ENQUETE. Un nouveau dysfonctionnement pourrait fragiliser un peu plus les réacteurs nucléaires EPR, déjà décrédibilisés par des retards, malfaçons et surcoûts en série. La défaillance d’une soupape de sûreté du pressuriseur, équipement capital pour la sûreté du réacteur nucléaire, s’est produite lors d’un test sur le réacteur EPR en Finlande en mars dernier. Problème : la pièce défectueuse est aussi présente dans l’EPR en construction à Flamanville (France) et dans les deux EPR déjà mis en service à Taishan (Chine).
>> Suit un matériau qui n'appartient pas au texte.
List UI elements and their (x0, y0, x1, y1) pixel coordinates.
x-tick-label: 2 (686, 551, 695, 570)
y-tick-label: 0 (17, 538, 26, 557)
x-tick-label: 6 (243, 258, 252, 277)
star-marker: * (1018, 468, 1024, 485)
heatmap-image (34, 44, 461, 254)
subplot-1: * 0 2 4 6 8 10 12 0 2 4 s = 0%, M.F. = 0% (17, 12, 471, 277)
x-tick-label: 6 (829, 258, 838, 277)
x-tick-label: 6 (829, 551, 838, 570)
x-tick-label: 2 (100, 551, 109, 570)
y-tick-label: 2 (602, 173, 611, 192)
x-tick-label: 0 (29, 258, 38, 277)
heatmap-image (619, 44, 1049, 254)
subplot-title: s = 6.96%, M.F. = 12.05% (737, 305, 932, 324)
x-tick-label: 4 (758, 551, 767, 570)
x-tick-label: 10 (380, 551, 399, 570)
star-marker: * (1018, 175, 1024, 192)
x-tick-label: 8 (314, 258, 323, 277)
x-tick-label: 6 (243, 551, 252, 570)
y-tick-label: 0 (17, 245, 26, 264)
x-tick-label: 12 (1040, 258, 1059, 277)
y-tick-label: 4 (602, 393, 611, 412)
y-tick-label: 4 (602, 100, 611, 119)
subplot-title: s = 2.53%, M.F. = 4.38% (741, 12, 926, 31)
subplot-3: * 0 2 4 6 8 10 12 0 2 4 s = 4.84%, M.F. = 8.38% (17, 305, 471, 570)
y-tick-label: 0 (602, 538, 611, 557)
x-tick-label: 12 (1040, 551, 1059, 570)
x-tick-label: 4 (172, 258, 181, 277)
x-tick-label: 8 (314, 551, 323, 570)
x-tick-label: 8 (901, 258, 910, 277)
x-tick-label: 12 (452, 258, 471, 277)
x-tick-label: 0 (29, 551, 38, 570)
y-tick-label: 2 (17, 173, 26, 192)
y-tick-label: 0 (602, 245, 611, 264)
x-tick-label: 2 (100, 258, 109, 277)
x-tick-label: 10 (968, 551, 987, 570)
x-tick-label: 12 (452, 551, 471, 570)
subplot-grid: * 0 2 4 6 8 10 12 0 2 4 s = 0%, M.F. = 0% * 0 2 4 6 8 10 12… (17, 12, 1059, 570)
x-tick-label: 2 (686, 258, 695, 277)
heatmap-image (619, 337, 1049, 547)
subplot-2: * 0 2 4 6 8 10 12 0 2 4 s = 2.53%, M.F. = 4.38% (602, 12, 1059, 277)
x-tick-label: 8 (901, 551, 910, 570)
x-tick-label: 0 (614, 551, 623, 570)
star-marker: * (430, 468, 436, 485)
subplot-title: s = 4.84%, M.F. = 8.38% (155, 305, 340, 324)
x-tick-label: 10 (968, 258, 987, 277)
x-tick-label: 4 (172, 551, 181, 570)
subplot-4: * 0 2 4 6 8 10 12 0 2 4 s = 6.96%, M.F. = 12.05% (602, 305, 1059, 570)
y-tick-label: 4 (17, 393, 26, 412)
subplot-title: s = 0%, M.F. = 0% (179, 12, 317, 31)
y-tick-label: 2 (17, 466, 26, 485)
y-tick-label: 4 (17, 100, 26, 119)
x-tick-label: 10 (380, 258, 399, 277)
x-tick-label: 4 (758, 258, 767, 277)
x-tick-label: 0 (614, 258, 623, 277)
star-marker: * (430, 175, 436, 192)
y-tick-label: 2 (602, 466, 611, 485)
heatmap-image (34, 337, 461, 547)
Ce nouveau pépin pourrait-il provoquer un nouveau retard de l’EPR normand, lui qui accuse déjà plus de dix ans de retard sur le planning initial et un surcoût de 9 milliards d’euros ? L’autorité de sûreté nucléaire finlandaise (STUK) vient d’informer de l’anomalie les différentes autorités de sûreté nucléaire en charge des EPR dans le monde.

 

Par Martin Leers

 

C’est dans le réacteur nucléaire EPR d’Olkiluoto, en Finlande, lors d’un test, qu’une fuite s’est produite sur une soupape de sûreté, un équipement qui protège le circuit primaire, dans lequel est immergé le combustible nucléaire et où circule de l’eau sous très haute pression pour le refroidir. Ce test s’est déroulé en l’absence de combustible nucléaire dans le réacteur. Premier réacteur EPR à être construit au monde, l’EPR finlandais n’est toujours pas opérationnel et accuse onze ans de retard et un surcoût supérieur à 6 milliards d’euros.

 

A quoi sert la soupape de sûreté défaillante ?

 

A l’image de la soupape d’une cocotte-minute qui permet de relâcher la pression pour éviter l’explosion de la cocotte, les soupapes de sûreté du pressuriseur du réacteur nucléaire permettent de relâcher la vapeur au cas où la pression deviendrait trop forte dans le circuit primaire. Dans l’EPR il y a trois soupapes de sûreté au sommet du pressuriseur, chargé de réguler la pression et la température du circuit primaire. Une surpression non maîtrisée pourrait conduire à la rupture de la cuve, un accident majeur. Inversement, une soupape de sûreté qui ne se refermerait pas, pourrait conduire à la vidange du circuit primaire et à la fusion du combustible nucléaire. L’accident nucléaire à la centrale de Three Mile Island (Etats-Unis) en mars 1979 a été provoqué en partie parce qu’une vanne du pressuriseur ne s’est pas refermée, ce qui a entraîné la fusion partielle du combustible nucléaire.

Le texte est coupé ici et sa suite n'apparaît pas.